Off to the right, the cavalry was moving. Off to the left, just a stade away, Satyrus could see Diodorus sitting alone on his charger at the head of the Exiles. He seemed to be eating a sausage.

Right in front of him, the elephants had broken the line of peltastai and toxotai. His gut clenched, his chest muscles trembled and he had to make himself stand taller. Elephants.

Melitta ran twenty paces and stopped – in part, because Idomeneus was standing there, putting an arrow to his bow, and in part because she had to see what happened when the monsters hit the pits.

‘Stop running!’ Idomeneus yelled. ‘There’s nowhere to go!’ He shot.
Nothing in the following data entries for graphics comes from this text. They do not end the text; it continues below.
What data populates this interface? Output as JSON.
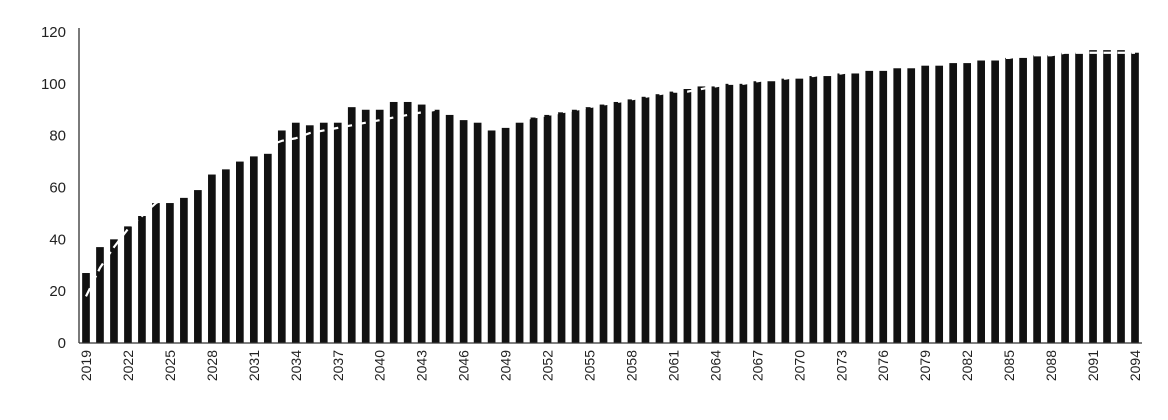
{
  "chart_data": {
    "type": "bar",
    "title": "",
    "xlabel": "",
    "ylabel": "",
    "x_start": 2019,
    "ylim": [
      0,
      120
    ],
    "y_ticks": [
      "0",
      "20",
      "40",
      "60",
      "80",
      "100",
      "120"
    ],
    "x_tick_labels": [
      "2019",
      "2022",
      "2025",
      "2028",
      "2031",
      "2034",
      "2037",
      "2040",
      "2043",
      "2046",
      "2049",
      "2052",
      "2055",
      "2058",
      "2061",
      "2064",
      "2067",
      "2070",
      "2073",
      "2076",
      "2079",
      "2082",
      "2085",
      "2088",
      "2091",
      "2094"
    ],
    "grid": false,
    "legend": "none",
    "colors": {
      "bar": "#111111",
      "trend": "#ffffff",
      "axis": "#333333"
    },
    "series": [
      {
        "type": "bar",
        "values": [
          27,
          37,
          40,
          45,
          49,
          54,
          54,
          56,
          59,
          65,
          67,
          70,
          72,
          73,
          82,
          85,
          84,
          85,
          85,
          91,
          90,
          90,
          93,
          93,
          92,
          90,
          88,
          86,
          85,
          82,
          83,
          85,
          87,
          88,
          89,
          90,
          91,
          92,
          93,
          94,
          95,
          96,
          97,
          98,
          99,
          99,
          100,
          100,
          101,
          101,
          102,
          102,
          103,
          103,
          104,
          104,
          105,
          105,
          106,
          106,
          107,
          107,
          108,
          108,
          109,
          109,
          110,
          110,
          111,
          111,
          112,
          112,
          113,
          113,
          113,
          112
        ]
      },
      {
        "type": "line",
        "style": "dashed",
        "values": [
          18,
          29,
          37,
          44,
          49,
          54,
          57,
          61,
          63,
          66,
          69,
          72,
          74,
          76,
          78,
          79,
          81,
          82,
          83,
          84,
          85,
          86,
          87,
          88,
          89,
          90,
          90,
          88,
          87,
          86,
          85,
          86,
          87,
          88,
          89,
          90,
          91,
          92,
          93,
          94,
          95,
          96,
          97,
          97,
          98,
          99,
          100,
          100,
          101,
          102,
          102,
          103,
          103,
          104,
          104,
          105,
          106,
          106,
          107,
          107,
          108,
          108,
          109,
          109,
          110,
          110,
          110,
          111,
          111,
          111,
          112,
          112,
          112,
          112,
          112,
          112
        ]
      }
    ]
  }
}
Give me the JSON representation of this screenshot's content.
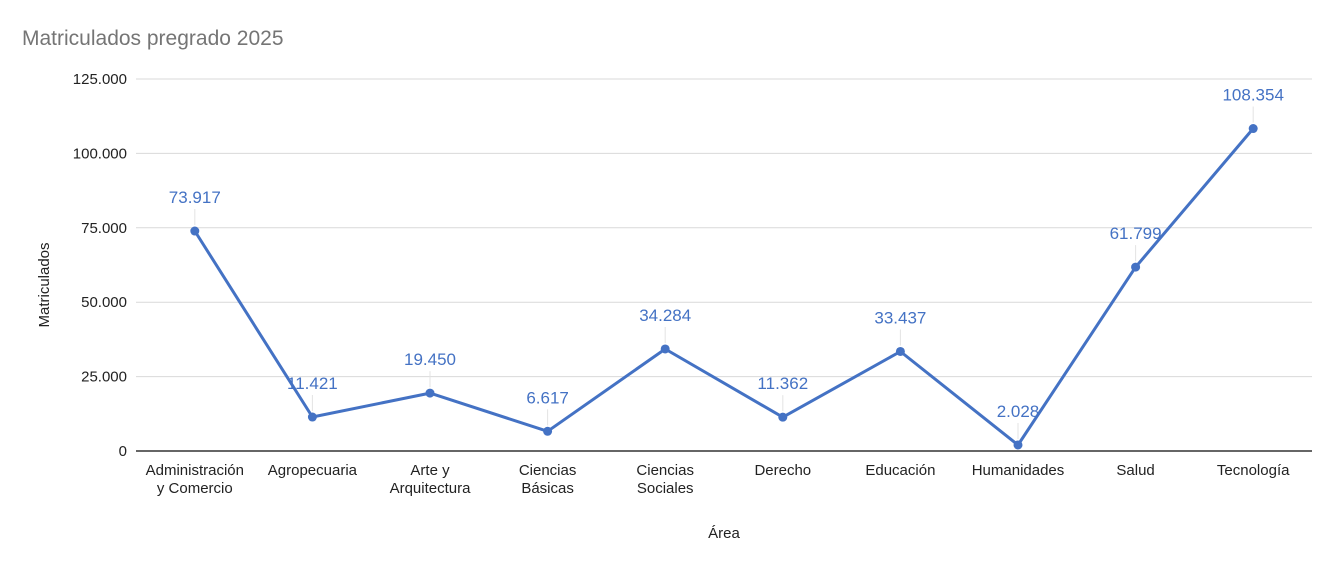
{
  "chart_data": {
    "type": "line",
    "title": "Matriculados pregrado 2025",
    "xlabel": "Área",
    "ylabel": "Matriculados",
    "categories": [
      [
        "Administración",
        "y Comercio"
      ],
      [
        "Agropecuaria"
      ],
      [
        "Arte y",
        "Arquitectura"
      ],
      [
        "Ciencias",
        "Básicas"
      ],
      [
        "Ciencias",
        "Sociales"
      ],
      [
        "Derecho"
      ],
      [
        "Educación"
      ],
      [
        "Humanidades"
      ],
      [
        "Salud"
      ],
      [
        "Tecnología"
      ]
    ],
    "series": [
      {
        "values": [
          73917,
          11421,
          19450,
          6617,
          34284,
          11362,
          33437,
          2028,
          61799,
          108354
        ],
        "labels": [
          "73.917",
          "11.421",
          "19.450",
          "6.617",
          "34.284",
          "11.362",
          "33.437",
          "2.028",
          "61.799",
          "108.354"
        ],
        "color": "#4472c4"
      }
    ],
    "yticks": [
      0,
      25000,
      50000,
      75000,
      100000,
      125000
    ],
    "ytick_labels": [
      "0",
      "25.000",
      "50.000",
      "75.000",
      "100.000",
      "125.000"
    ],
    "ylim": [
      0,
      125000
    ],
    "grid": true,
    "legend": "none"
  },
  "colors": {
    "series": "#4472c4",
    "grid": "#d9d9d9",
    "axis": "#333333",
    "title": "#757575",
    "text": "#222222"
  }
}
Forty paces away, the lead cow shuddered as her front feet slid out from under her. In seconds she had slipped most of the way into the hole – head first, and her head cap of bronze pushed the stake flat and it did her no harm. She bellowed, gathered her hindquarters and scrabbled out of the pit, shaking her head.

Too shallow. Melitta shot. Her arrow struck in a great fore-foot.

But something was wrong with the beast, because she stopped. She rolled her head, looking right and left, as arrows pricked her. Her snake-like trunk touched the prone form of the man who’d come off her head when she’d stepped into the pit – he didn’t move. Melitta almost had pity as the great beast tried to move her driver.

Her driver. Her driver.

‘Shoot the drivers!’ Melitta shouted. Her voice broke – it was the most feminine shout on the field – but it carried, and she didn’t care. ‘Shoot the drivers!’